Fraksi-fraksi di DPR menginginkan adanya "pagar" dalam penjelasan di RUU KUHP agar tidak menjadi pasal karet.
Jakarta (ANTARA) - Majelis Ormas Islam (MOI) menyebutkan bahwa masyarakat semestinya bisa melaporkan perbuatan zina yang dinyatakan sebagai perbuatan pidana dalam RUU KUHP, selain orang tua, anak, suami, dan istrinya.
"Perbuatan perzinaan dan perbuatan cabul yang diketahui masyarakat, dapat dilaporkan oleh masyarakat dan atau Ketua RT/RW," kata Wakil Ketua Presidium MOI Ir Nazar Haris, MBA, di Jakarta, Selasa.
Pernyataan itu tertuang dalam poin ketiga dari enam poin pernyataan sikap dari MOI menyikapi pembahasan RUU Kitab Undang-undang Hukum Pidana (KUHP) yang dilakukan DPR.
Poin pertama, perbuatan cabul antara manusia yang berlawanan maupun sesama jenis adalah tindakan pidana.
Meskipun dilakukan tidak di depan umum (ruang tertutup), tidak secara paksa, tidak dengan kekerasan, atau ancaman kekerasan, dan meskipun korban melakukannya dengan sukarela.
Kedua, bahwa perilaku memasukkan alat kelamin ke dalam anus atau mulut kepada orang lain, atau sebaliknya adalah tindakan pidana, meskipun tanpa kekerasan dan tanpa ancaman Kekerasan.
Kemudian, keempat bahwa kegiatan pelacuran dan bentuk kekerasan seksual lainnya, tetap masuk dalam tindak pidana, meskipun tidak dilakukan dengan paksaan.
Kelima, negara harus membangun lembaga rehabilitasi terhadap penderita penyakit kelainan jiwa seperti lesbian, gay, biseksual, dan transgender (LGBT) sehingga dapat kembali normal dan produktif bagi bangsa dan negara.
"Keenam, negara harus menjaga umat Islam dari pengaruh aliran-aliran sesat sesuai keputusan MUI Pusat," kata Nazar.
Ketua Presidium MOI H Mohammad Siddik mengatakan akan menyampaikan masukan tersebut kepada DPR maupun lembaga di luar DPR.
"Kita melihat ada kejanggalan, telihat seperti menyegerakan, tiba-tiba. Padahal, UU sebenarnya memerlukan waktu (pembahasan) lebih banyak agar tidak menimbulkan keraguan," katanya.
Presidium MOI diisi sejumlah ormas, yakni Persatuan Umat Islam (PUI), Mathla’ul Anwar (MA), Dewan Dakwah Islamiyah Indonesia (DDII), Persatuan Islam (Persis), Ikatan Da’i Indonesia (Ikadi).

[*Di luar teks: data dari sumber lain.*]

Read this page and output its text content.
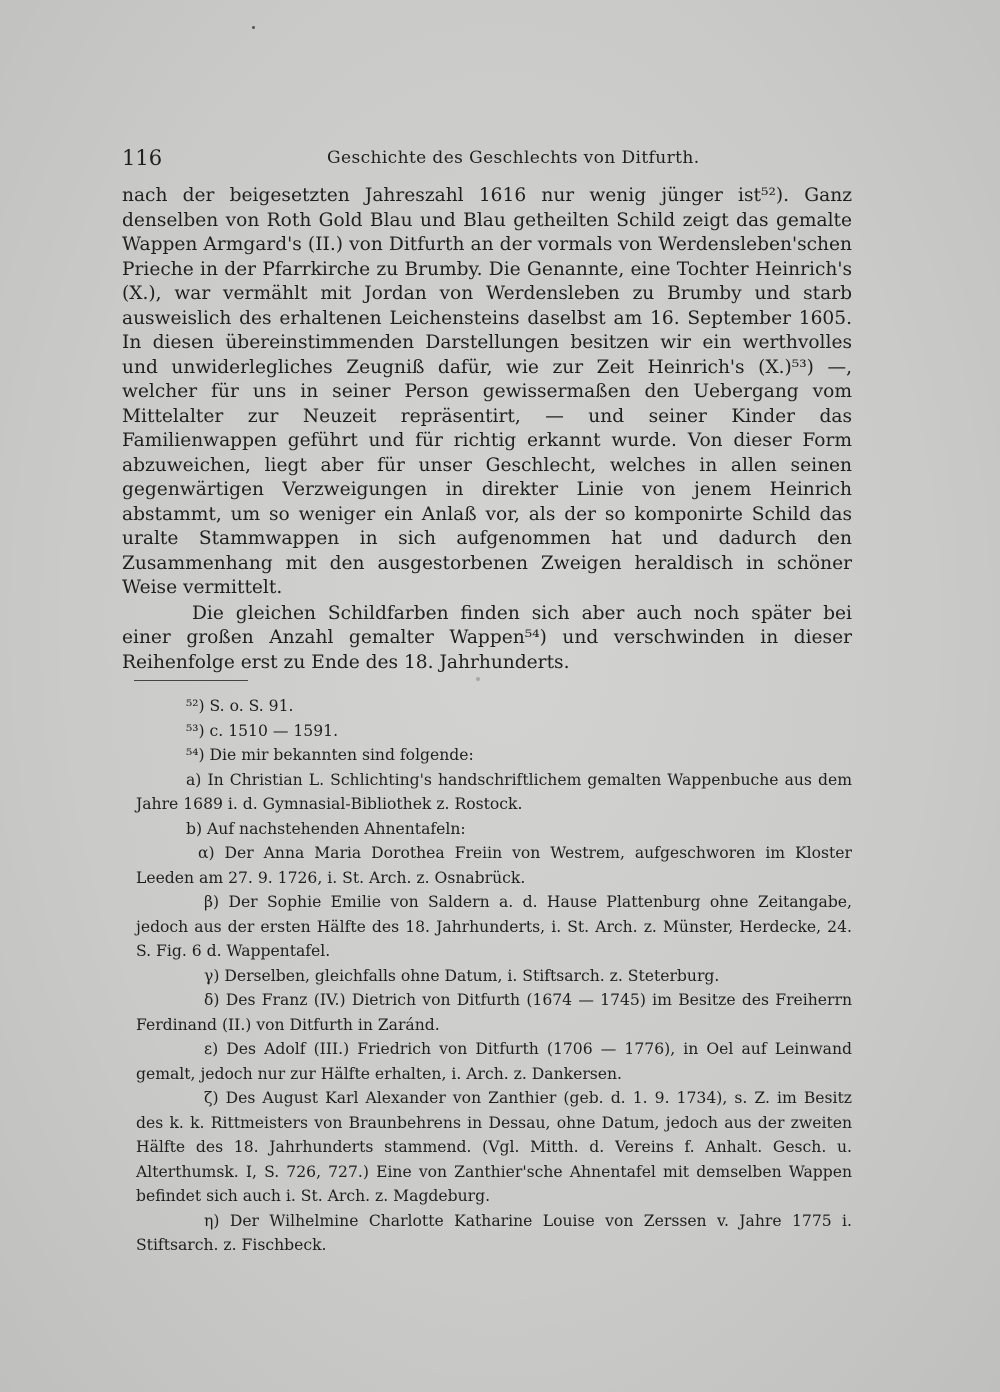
116	Geschichte des Geschlechts von Ditfurth.

nach der beigesetzten Jahreszahl 1616 nur wenig jünger ist⁵²). Ganz denselben von Roth Gold Blau und Blau getheilten Schild zeigt das gemalte Wappen Armgard's (II.) von Ditfurth an der vormals von Werdensleben'schen Prieche in der Pfarrkirche zu Brumby. Die Genannte, eine Tochter Heinrich's (X.), war vermählt mit Jordan von Werdensleben zu Brumby und starb ausweislich des erhaltenen Leichensteins daselbst am 16. September 1605. In diesen übereinstimmenden Darstellungen besitzen wir ein werthvolles und unwiderlegliches Zeugniß dafür, wie zur Zeit Heinrich's (X.)⁵³) —, welcher für uns in seiner Person gewissermaßen den Uebergang vom Mittelalter zur Neuzeit repräsentirt, — und seiner Kinder das Familienwappen geführt und für richtig erkannt wurde. Von dieser Form abzuweichen, liegt aber für unser Geschlecht, welches in allen seinen gegenwärtigen Verzweigungen in direkter Linie von jenem Heinrich abstammt, um so weniger ein Anlaß vor, als der so komponirte Schild das uralte Stammwappen in sich aufgenommen hat und dadurch den Zusammenhang mit den ausgestorbenen Zweigen heraldisch in schöner Weise vermittelt.

Die gleichen Schildfarben finden sich aber auch noch später bei einer großen Anzahl gemalter Wappen⁵⁴) und verschwinden in dieser Reihenfolge erst zu Ende des 18. Jahrhunderts.

⁵²) S. o. S. 91.

⁵³) c. 1510 — 1591.

⁵⁴) Die mir bekannten sind folgende:

a) In Christian L. Schlichting's handschriftlichem gemalten Wappenbuche aus dem Jahre 1689 i. d. Gymnasial-Bibliothek z. Rostock.

b) Auf nachstehenden Ahnentafeln:

α) Der Anna Maria Dorothea Freiin von Westrem, aufgeschworen im Kloster Leeden am 27. 9. 1726, i. St. Arch. z. Osnabrück.

β) Der Sophie Emilie von Saldern a. d. Hause Plattenburg ohne Zeitangabe, jedoch aus der ersten Hälfte des 18. Jahrhunderts, i. St. Arch. z. Münster, Herdecke, 24. S. Fig. 6 d. Wappentafel.

γ) Derselben, gleichfalls ohne Datum, i. Stiftsarch. z. Steterburg.

δ) Des Franz (IV.) Dietrich von Ditfurth (1674 — 1745) im Besitze des Freiherrn Ferdinand (II.) von Ditfurth in Zaránd.

ε) Des Adolf (III.) Friedrich von Ditfurth (1706 — 1776), in Oel auf Leinwand gemalt, jedoch nur zur Hälfte erhalten, i. Arch. z. Dankersen.

ζ) Des August Karl Alexander von Zanthier (geb. d. 1. 9. 1734), s. Z. im Besitz des k. k. Rittmeisters von Braunbehrens in Dessau, ohne Datum, jedoch aus der zweiten Hälfte des 18. Jahrhunderts stammend. (Vgl. Mitth. d. Vereins f. Anhalt. Gesch. u. Alterthumsk. I, S. 726, 727.) Eine von Zanthier'sche Ahnentafel mit demselben Wappen befindet sich auch i. St. Arch. z. Magdeburg.

η) Der Wilhelmine Charlotte Katharine Louise von Zerssen v. Jahre 1775 i. Stiftsarch. z. Fischbeck.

Kemudian, Hidayatullah, Al-Ittihadiyah, Al-Jam’iyatul Washliyah, Syarikat Islam, Al Irsyad Al Islamiyah, Wahdah Islamiyah, dan Badan Kerjasama Pondok Pesantren se-Indonesia (BKsPPI).
Sebelumnya, Panitia Khusus (Pansus) RUU KUHP telah menyelesaikan pembahasan dan perumusan RUU tersebut, dan tinggal menyempurnakan penjelasan beberapa pasal di dalamnya, Senin (16/9).
Baca juga: DPR selesaikan pembahasan RUU KUHP
Baca juga: PSI tolak pengesahan revisi KUHP
Baca juga: DPR didesak tunda pengesahan Rancangan KUHP
Anggota Pansus RUU KUHP Arsul Sani mengatakan ada beberapa pasal sebagai bentuk sebuah politik hukum, fraksi-fraksi di DPR menginginkan adanya "pagar" dalam penjelasan di RUU KUHP agar tidak menjadi pasal karet.
Arsul mencontohkan pasal-pasal terkait delik kesusilaan, perzinaan, kumpul kebo, dan perbuatan cabul termasuk yang melibatkan sesama jenis.
"Ini kita beri batasan, misalnya terkait perzinaan, kumpul kebo dan hidup bersama, disepakati merupakan delik aduan. Namun yang mengadu diperluas, kalau KUHP saat ini yang bisa mengadukan hanya suami atau istri, namun saat ini diperluas menjadi orang tua dan anaknya," ujarnya.
Tahapan selanjutnya, kata dia, tenaga ahli DPR dan ahli bahasa sedang memperbaiki hal-hal yang sifatnya redaksional, setelah itu nanti diambil dalam keputusan tingkat I di Komisi III DPR dan pleno Komisi III DPR.